Has Dubai finally learned to prioritise substance over style?

Government plans to overhaul and expand Dubai’s sewerage infrastructure demonstrate the emirate’s unwillingness to prioritise style over substance

COMMENT, Projects, Dubai, Dubai municipality, Dubai sewerage, Megaprojects, Sewerage infrastructure

During the past 20 years, Dubai’s construction community has managed to garner more than its fair share of international attention. In fact, when it comes to developing headline-grabbing megaprojects, it’s fair to say that the emirate can be a bit of a show-off.

When Jumeirah Group succeeded in opening the Burj Al Arab in time for the Millennium celebrations, the world was suitably impressed. What we didn’t realise at the time was that Dubai was just getting warmed up.

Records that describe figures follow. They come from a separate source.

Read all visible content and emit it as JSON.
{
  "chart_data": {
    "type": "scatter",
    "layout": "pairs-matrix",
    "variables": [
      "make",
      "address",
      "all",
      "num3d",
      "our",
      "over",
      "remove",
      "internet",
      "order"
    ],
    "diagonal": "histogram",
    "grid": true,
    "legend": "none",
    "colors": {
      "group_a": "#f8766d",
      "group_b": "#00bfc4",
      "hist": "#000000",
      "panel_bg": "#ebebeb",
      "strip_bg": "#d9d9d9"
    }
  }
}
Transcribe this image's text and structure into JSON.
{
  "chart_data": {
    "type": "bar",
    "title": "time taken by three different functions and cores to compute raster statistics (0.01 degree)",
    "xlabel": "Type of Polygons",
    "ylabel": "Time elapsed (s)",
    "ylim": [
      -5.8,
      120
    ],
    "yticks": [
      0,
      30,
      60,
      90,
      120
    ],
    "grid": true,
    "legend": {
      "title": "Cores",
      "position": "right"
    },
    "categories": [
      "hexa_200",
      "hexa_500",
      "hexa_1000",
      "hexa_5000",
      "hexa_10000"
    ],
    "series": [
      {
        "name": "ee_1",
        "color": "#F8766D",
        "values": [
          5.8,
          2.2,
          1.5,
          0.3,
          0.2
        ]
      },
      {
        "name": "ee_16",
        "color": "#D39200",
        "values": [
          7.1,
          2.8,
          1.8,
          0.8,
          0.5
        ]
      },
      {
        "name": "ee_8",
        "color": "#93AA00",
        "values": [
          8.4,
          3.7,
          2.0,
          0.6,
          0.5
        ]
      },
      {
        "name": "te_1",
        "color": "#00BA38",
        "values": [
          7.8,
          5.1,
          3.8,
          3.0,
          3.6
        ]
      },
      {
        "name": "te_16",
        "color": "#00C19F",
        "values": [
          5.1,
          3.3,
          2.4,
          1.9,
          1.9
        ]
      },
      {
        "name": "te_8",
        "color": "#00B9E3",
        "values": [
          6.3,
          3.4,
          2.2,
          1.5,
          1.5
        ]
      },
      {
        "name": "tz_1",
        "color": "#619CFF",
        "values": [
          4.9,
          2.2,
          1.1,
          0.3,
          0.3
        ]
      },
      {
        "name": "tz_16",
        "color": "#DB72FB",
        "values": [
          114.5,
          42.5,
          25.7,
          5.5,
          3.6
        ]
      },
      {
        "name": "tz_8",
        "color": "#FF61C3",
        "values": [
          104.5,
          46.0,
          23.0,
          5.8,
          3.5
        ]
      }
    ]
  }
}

The following decade saw the establishment of a string of now world-famous developments, including Dubai Marina, Palm Jumeirah, and the tallest man-made structure on the planet, Burj Khalifa. And despite major economic challenges stemming from 2008’s global economic crisis, not to mention the post-2014 oil price decline, you’d be hard-pressed to describe the 2010s as quiet. So far this decade, our industry has delivered Dubai Metro, Al Maktoum International Airport, and Dubai Water Canal – a project so large that its completion had to be confirmed by satellite photography.

Yet in addition to international acclaim, this penchant for the spectacular has earned Dubai a certain degree of criticism on the world stage – an oft-heard accusation being that the emirate values style over substance.

From a development perspective, there might have been some legitimacy to this claim in years gone by. However, as Dubai’s construction sector continues to mature, the argument is beginning to look increasingly tired, not least because of the emirate’s ongoing infrastructure-related investments.

Consider Dubai Municipality’s (DM) plans to commence work on an $8.2bn (AED30bn) deep-tunnel sewerage system in 2019 (page 8). Designed to meet the local population’s long-term requirements for used-water collection, treatment, reclamation, and disposal, the project is expected to complete approximately half way through the next decade.

Interestingly, the minds behind the initiative are already referring to it as the ‘development of the century’. Ten years ago, such language would probably have been reserved for the aforementioned headline-grabbing megaprojects. That Dubai is placing such importance on a sewerage project – albeit a staggeringly ambitious one – is indicative of its ever-growing willingness to prioritise function over fashion.

That said, for what it’s worth, I think officials may have been a little hasty in dubbing this project the ‘development of the century’. If they succeed in hitting their 2025 completion target, the deep-drainage system is going to have to fight off contenders for 75 years before it can lay permanent claim to the moniker. Even the world’s glitziest sewer is going to struggle to defend its title for that length of time.